Bogor, 12/5 (ANTARA) - Wakil Pemipin Redaksi LKBN ANTARA Akhmad Khusaeni mengemukakan bahwa seluruh anggota tim liputan proses evakuasi jatuhnya pesawat Sukhoi Super Jet 100 di Gunung Salak, Kabupaten Bogor, tidak ada yang tersesat.

    "Baik tim teks, foto maupun televisi ANTARA, hingga evakuasi hari keempat evakuasi, semuanya lengkap, serta dalam kondisi baik dan sehat," katanya saat dihubungi dari Bogor, Jawa Barat, Sabtu siang.

    Akhmad Khusaeni menyampaikan hal itu, terkait beberapa pemberitaan yang menyebutkan ada beberapa jurnalis yang tersesat, dan bahkan dilaporkan hilang.

    Ia menjelaskan bahwa untuk liputan evakuasi tersebut, LKBN-ANTARA melakukan peliputan bersama antara Biro Penyangga Jakarta (BPJ), serta ANTARA pusat Jakarta, yang mengirimkan jurnalis teks, foto dan televisi.

     Tim peliputan selengkapnya dari Biro Penyangga Jakarta adalah Teguh Handoko, Andi Jauhari, Laily Rachmawati, Aditya A Rohman, dan Riza Fahriza.

     Sedangkan dari Biro Foto ANTARA untuk peliputan di Gunung Salak menerjunkan Andika Wahyu, Jafkhairi dan Dhoni Setiawan.

     Sementara itu, untuk TV ANTARA menurunkan Astra Effendi, Trihandoko dan Syahrudin.

    Ia menjelaskan khusus untuk juru kamera Syahrudin, memang sempat beberapa lama belum kembali ke Posko utama di Desa Cipelang, Kecamatan Cijeruk.

      "Ternyata, dia (Syafrudin) tertinggal dari tim evakuasi, sehingga baru sampai ke Posko lagi pada Jumat (11/5) malam," katanya.

     Dengan kembalinya Syafrudin ke Posko, kata dia, maka seluruh tim liputan ANTARA dipastikan dalam kondisi baik dan lengkap.

    
                               Taruhan nyawa
   Terkait kasus tersesatnya jurnalis dalam liputan evakuasi pesawat Sukhoi itu, Akhmad Khusaini menegaskan bahwa ada prinsip jurnalistik, yang esensinya adalah taruhan nyawa.

    Menurut dia, dalam peristiwa besar seperti jatuhnya pesawat Sukhoi itu, wartawan memang ditantang untuk ke lokasi peristiwa untuk segera melaporkannya.

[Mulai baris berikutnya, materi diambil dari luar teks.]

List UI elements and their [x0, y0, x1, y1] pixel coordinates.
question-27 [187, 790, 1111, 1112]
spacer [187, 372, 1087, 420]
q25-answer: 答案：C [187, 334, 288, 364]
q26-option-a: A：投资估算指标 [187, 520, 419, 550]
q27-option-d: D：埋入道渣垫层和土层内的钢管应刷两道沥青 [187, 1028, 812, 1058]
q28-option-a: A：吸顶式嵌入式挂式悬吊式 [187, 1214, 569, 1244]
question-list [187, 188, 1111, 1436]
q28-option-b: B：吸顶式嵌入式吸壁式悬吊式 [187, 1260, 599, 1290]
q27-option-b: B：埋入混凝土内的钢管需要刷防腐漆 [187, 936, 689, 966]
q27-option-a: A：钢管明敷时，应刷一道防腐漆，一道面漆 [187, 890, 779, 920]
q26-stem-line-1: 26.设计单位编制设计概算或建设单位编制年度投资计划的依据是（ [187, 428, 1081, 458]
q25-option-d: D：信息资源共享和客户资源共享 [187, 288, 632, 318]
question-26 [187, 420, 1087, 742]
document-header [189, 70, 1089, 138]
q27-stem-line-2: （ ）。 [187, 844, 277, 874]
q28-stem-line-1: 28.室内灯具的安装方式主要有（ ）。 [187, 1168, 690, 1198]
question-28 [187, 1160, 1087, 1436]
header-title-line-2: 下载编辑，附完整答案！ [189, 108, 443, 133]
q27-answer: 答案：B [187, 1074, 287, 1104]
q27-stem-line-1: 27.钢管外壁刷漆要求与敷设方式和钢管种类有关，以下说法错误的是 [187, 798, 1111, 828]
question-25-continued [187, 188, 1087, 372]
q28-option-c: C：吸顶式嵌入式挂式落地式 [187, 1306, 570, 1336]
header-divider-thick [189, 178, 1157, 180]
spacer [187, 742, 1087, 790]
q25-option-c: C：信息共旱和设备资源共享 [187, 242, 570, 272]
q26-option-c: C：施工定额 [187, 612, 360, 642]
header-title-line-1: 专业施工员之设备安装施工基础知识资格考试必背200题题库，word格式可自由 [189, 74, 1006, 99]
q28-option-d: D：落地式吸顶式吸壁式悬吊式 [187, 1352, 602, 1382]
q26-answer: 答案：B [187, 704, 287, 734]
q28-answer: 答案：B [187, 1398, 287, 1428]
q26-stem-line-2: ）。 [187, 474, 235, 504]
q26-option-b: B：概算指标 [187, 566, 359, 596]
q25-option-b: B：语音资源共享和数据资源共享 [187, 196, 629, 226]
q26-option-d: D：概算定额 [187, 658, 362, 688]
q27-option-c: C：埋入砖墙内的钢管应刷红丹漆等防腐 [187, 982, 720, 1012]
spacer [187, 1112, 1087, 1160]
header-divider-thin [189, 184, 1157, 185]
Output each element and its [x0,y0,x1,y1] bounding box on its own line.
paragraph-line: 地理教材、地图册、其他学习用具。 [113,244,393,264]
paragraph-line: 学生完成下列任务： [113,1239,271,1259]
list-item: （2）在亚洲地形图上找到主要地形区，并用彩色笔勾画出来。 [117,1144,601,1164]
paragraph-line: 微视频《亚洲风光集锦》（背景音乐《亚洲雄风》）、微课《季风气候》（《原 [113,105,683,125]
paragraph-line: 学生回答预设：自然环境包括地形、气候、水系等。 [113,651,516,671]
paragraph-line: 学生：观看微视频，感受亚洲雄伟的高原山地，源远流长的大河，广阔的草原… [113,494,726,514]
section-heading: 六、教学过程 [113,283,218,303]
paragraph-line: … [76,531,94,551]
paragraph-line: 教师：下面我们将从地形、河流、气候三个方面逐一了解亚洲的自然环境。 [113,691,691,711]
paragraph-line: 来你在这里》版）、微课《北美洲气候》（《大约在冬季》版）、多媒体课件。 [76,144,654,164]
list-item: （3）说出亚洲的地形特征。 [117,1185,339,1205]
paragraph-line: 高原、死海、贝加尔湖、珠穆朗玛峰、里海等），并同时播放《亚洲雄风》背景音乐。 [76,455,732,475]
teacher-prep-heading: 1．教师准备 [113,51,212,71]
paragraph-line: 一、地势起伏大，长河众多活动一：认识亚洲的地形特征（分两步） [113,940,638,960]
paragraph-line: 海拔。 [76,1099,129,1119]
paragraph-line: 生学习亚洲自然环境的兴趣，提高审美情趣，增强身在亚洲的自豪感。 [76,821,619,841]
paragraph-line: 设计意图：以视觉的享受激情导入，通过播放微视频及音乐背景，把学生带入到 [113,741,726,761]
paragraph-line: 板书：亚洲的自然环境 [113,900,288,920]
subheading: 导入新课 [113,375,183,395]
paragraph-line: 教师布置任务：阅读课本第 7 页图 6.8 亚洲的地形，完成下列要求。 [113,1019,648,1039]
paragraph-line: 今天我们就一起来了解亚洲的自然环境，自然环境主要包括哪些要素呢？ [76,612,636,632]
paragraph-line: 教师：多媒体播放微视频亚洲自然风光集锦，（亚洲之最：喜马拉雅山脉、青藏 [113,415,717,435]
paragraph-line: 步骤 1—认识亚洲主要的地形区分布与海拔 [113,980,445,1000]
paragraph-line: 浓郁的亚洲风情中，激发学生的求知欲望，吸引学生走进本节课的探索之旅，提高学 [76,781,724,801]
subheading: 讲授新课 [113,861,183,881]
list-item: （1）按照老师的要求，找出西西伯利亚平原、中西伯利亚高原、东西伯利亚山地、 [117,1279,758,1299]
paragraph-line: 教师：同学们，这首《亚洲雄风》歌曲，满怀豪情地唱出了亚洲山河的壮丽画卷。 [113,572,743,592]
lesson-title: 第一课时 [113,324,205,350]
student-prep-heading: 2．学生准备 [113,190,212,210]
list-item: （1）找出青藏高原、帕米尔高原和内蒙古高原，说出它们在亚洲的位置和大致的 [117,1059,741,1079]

    "Sehingga (jurnalis) bak 'lari kesetanan' menuju tempat kejadian perkara (TKP) yang pertama untuk peristiwa besar, di mana jatuh dengan banyak korban," katanya.

    Namun, kata dia, yang lebih penting lagi wartawan dalam era multimedia, bagi juru kamera televisi maupun pewarta foto berlaku prinsip harus dapat gambar yang bagus.

    Rujukannya, kata dia, ada pakar komunikasi yang mengatakan bahwa kalau gambar anda tidak cukup bagus, berarti anda tidak cukup dekat (peristiwa).

     "Bagi mereka (pewarta foto dan televisi) untuk dapat gambar bagus mereka harus ke lokasi, meskipun tebing curang sampau 85 derajat di hutan dan gunung," katanya.

    "Tapi, ada prinsip yang lebih urgen lagi bahwa tidak ada berita sebagus apapun yang seharusnya (mempertaruhkan) nyawa wartawan," tambahnya.

     Untuk itu, kata dia, ketika meliput musibah seperti evakuasi Sukhoi itu, apalagi lokasinya di gunung dengan medan sangat berat, wartawan harus mempersiapkan diri.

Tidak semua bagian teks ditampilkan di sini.